While I shall not delve too deeply into these for the sake of space and to avoid further stating the (perhaps) obvious, this notion of states of madness being disorienting and decivilizing but purifying is also present in the Grail story, wherein the Fisher King’s impotency and ineptitude can be seen as madness, Philomela’s story, in which the madness of swallow conversion is necessary for a metamorphic restoration of voice, and Nerval’s El Dedischado where the Prince goes through the madness of losing his great tower as part of a journey towards some greater sense of justice. Rather, I shall offer a personal reflection which I now believe is of literary significance. As a young Indian–hopefully with much vitality ahead of me–the tradition of cremation–literal purification by fire, paralleling the depiction in Dante’s Inferno–has been somewhat fear-inducing for me. The idea of a sharp transition from physical existence to dispersed ashes is a scary one; there is no grave that remains to physically commemorate one’s existence.

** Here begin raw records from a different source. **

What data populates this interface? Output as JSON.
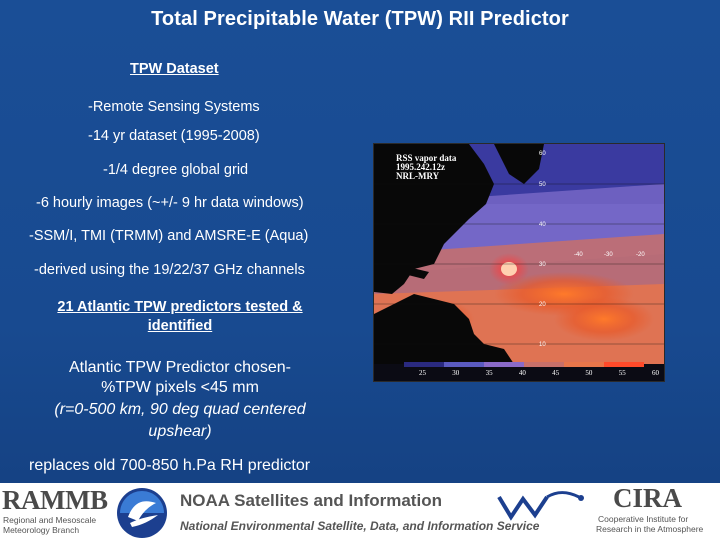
{
  "title": "Total Precipitable Water (TPW) RII Predictor",
  "dataset": {
    "heading": "TPW Dataset",
    "lines": [
      "-Remote Sensing Systems",
      "-14 yr dataset (1995-2008)",
      "-1/4 degree global grid",
      "-6 hourly images (~+/- 9 hr data windows)",
      "-SSM/I, TMI (TRMM) and AMSRE-E (Aqua)",
      "-derived using the 19/22/37 GHz channels"
    ]
  },
  "predictors": {
    "tested_line1": "21 Atlantic TPW predictors tested &",
    "tested_line2": "identified",
    "chosen_line1": "Atlantic TPW Predictor chosen-",
    "chosen_line2": "%TPW pixels <45 mm",
    "chosen_line3": "(r=0-500 km, 90 deg quad centered",
    "chosen_line4": "upshear)",
    "replaces": "replaces old 700-850 h.Pa RH predictor"
  },
  "map": {
    "label_line1": "RSS vapor data",
    "label_line2": "1995.242.12z",
    "label_line3": "NRL-MRY",
    "lat_labels": [
      "60",
      "50",
      "40",
      "30",
      "20",
      "10"
    ],
    "lon_labels": [
      "-40",
      "-30",
      "-20"
    ],
    "colorbar_ticks": [
      "25",
      "30",
      "35",
      "40",
      "45",
      "50",
      "55",
      "60"
    ]
  },
  "footer": {
    "rammb_logo": "RAMMB",
    "rammb_sub1": "Regional and Mesoscale",
    "rammb_sub2": "Meteorology Branch",
    "noaa_line1": "NOAA Satellites and Information",
    "noaa_line2": "National Environmental Satellite, Data, and Information Service",
    "cira_logo": "CIRA",
    "cira_sub1": "Cooperative Institute for",
    "cira_sub2": "Research in the Atmosphere"
  },
  "colors": {
    "background": "#184a90",
    "text": "#ffffff"
  }
}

However, the alternative is to be stuck in an existential liminal space, physically extant but otherwise absent. It is to linger in The Waste Land: a space that lacks purpose and is characterized by a paradoxical duality of emptiness and synthetic chaos. Perhaps, I now think, it is better to embrace Inferno and let madness purify us. Eliot’s choice to situate Hieronimo as “mad againe’ right before calling for datta, dayadhvam and damyata as an avenue towards peace is not an accidental one. Eliot translates Shantih as “The Peace which passeth understanding.” To pass on understanding, accepting that a better reality is beyond rationality, is madness: the cost of peace.